That Barber Pole cigar is a Rocky Patel ITC Split Decision.


----------



## Pitbull (Sep 29, 2005)

Way to go Joe!!!


----------



## Rodeo (May 25, 2009)

Joe, you are awesome!!!


----------



## smelvis (Sep 7, 2009)

Rodeo said:


> Joe, you are awesome!!!


I thought so before he hit me and I still do!


----------



## MrLexus (Dec 31, 2009)

Awesome surprise! I cant wait to send my first bomb


----------



## eyesack (Jul 19, 2009)

I think I shat bricks! LOL! You guys are MAD! WTG Joe, and Dave, lol you can't say you didn't have it comin', eh?


----------



## smelvis (Sep 7, 2009)

eyesack said:


> I think I shat bricks! LOL! You guys are MAD! WTG Joe, and Dave, lol you can't say you didn't have it comin', eh?


Sure I can, see! I didn't have it coming. LOL neaner neaner :gossip:


----------



## Stench (Aug 17, 2009)

Wow, that is EPIC!


----------



## Nurse_Maduro (Oct 23, 2008)

Wow...can't believe I missed this. Great hit Dave, and very much deserving. Nice shot, Joe!!!


----------



## smelvis (Sep 7, 2009)

Nurse_Maduro said:


> Wow...can't believe I missed this. Great hit Dave, and very much deserving. Nice shot, Joe!!!


Yeah and there was some good stuff in there, I even found a Padron 64!!!

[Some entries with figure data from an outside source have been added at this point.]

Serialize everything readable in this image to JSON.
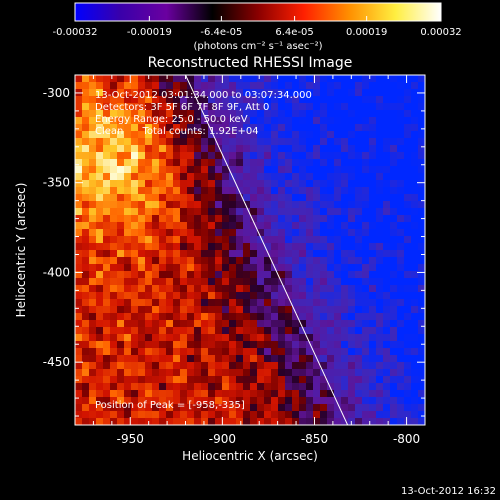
{
  "chart_data": {
    "type": "heatmap",
    "title": "Reconstructed RHESSI Image",
    "xlabel": "Heliocentric X (arcsec)",
    "ylabel": "Heliocentric Y (arcsec)",
    "xlim": [
      -980,
      -790
    ],
    "ylim": [
      -485,
      -290
    ],
    "xticks": [
      -950,
      -900,
      -850,
      -800
    ],
    "xtick_labels": [
      "-950",
      "-900",
      "-850",
      "-800"
    ],
    "yticks": [
      -300,
      -350,
      -400,
      -450
    ],
    "ytick_labels": [
      "-300",
      "-350",
      "-400",
      "-450"
    ],
    "colorbar": {
      "range": [
        -0.00032,
        0.00032
      ],
      "ticks": [
        -0.00032,
        -0.00019,
        -6.4e-05,
        6.4e-05,
        0.00019,
        0.00032
      ],
      "tick_labels": [
        "-0.00032",
        "-0.00019",
        "-6.4e-05",
        "6.4e-05",
        "0.00019",
        "0.00032"
      ],
      "unit_label": "(photons cm⁻² s⁻¹ asec⁻²)",
      "colors": [
        "#0000ff",
        "#3a00aa",
        "#6a00a0",
        "#000000",
        "#8a0000",
        "#ff2000",
        "#ff9000",
        "#ffee40",
        "#ffffff"
      ]
    },
    "annotations": [
      "13-Oct-2012 03:01:34.000 to 03:07:34.000",
      "Detectors: 3F 5F 6F 7F 8F 9F, Att 0",
      "Energy Range: 25.0 - 50.0 keV",
      "Clean      Total counts: 1.92E+04"
    ],
    "peak_label": "Position of Peak = [-958,-335]",
    "limb_line": [
      [
        -920,
        -290
      ],
      [
        -832,
        -485
      ]
    ],
    "grid": false
  },
  "footer": {
    "timestamp": "13-Oct-2012 16:32"
  }
}
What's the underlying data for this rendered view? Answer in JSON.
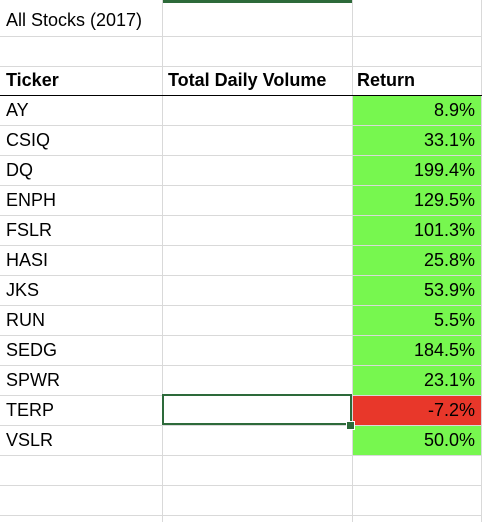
{
  "sheet": {
    "title_cell": "All Stocks (2017)",
    "headers": {
      "ticker": "Ticker",
      "volume": "Total Daily Volume",
      "return": "Return"
    },
    "rows": [
      {
        "ticker": "AY",
        "volume": "",
        "return": "8.9%",
        "status": "positive"
      },
      {
        "ticker": "CSIQ",
        "volume": "",
        "return": "33.1%",
        "status": "positive"
      },
      {
        "ticker": "DQ",
        "volume": "",
        "return": "199.4%",
        "status": "positive"
      },
      {
        "ticker": "ENPH",
        "volume": "",
        "return": "129.5%",
        "status": "positive"
      },
      {
        "ticker": "FSLR",
        "volume": "",
        "return": "101.3%",
        "status": "positive"
      },
      {
        "ticker": "HASI",
        "volume": "",
        "return": "25.8%",
        "status": "positive"
      },
      {
        "ticker": "JKS",
        "volume": "",
        "return": "53.9%",
        "status": "positive"
      },
      {
        "ticker": "RUN",
        "volume": "",
        "return": "5.5%",
        "status": "positive"
      },
      {
        "ticker": "SEDG",
        "volume": "",
        "return": "184.5%",
        "status": "positive"
      },
      {
        "ticker": "SPWR",
        "volume": "",
        "return": "23.1%",
        "status": "positive"
      },
      {
        "ticker": "TERP",
        "volume": "",
        "return": "-7.2%",
        "status": "negative"
      },
      {
        "ticker": "VSLR",
        "volume": "",
        "return": "50.0%",
        "status": "positive"
      }
    ],
    "colors": {
      "positive": "#77f74f",
      "negative": "#e8372a",
      "selection": "#2d6a3a",
      "gridline": "#d9d9d9"
    }
  }
}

Thanks again Joe :kicknuts:


----------



## eyesack (Jul 19, 2009)

smelvis said:


> Sure I can, see! I didn't have it coming. LOL neaner neaner :gossip:


:gasp: I'll neaner neaner YOU!!!oke: lol


----------



## zitro_joe (Oct 6, 2008)

It is definitely a wild assortment; ESG, Pad, Padilla, RP, Oliva, Avo...just about sampler of everything I had.


----------



## quesadilla (Dec 9, 2009)

FUUUUUUUUUUUUUUUUUUUUUUUUUUUUUUUUU.... never have I felt so much jealousy in my life


----------



## tobacmon (May 17, 2007)

Can't believe I missed this--Well deserved to an outstanding BOTL that is Shuckin's-----Freaking awesome of you Joe to make a grown man cry---fatalistic lay down brother, "Fantastic Indeed!"


----------



## smelvis (Sep 7, 2009)

tobacmon said:


> Can't believe I missed this--Well deserved to an outstanding BOTL that is Shuckin's-----Freaking awesome of you Joe to make a grown man cry---fatalistic lay down brother, "Fantastic Indeed!"


Um Paul Joe bombed me? :lol:


----------



## tobacmon (May 17, 2007)

smelvis said:


> Um Paul Joe bombed me? :lol:


:jaw:


----------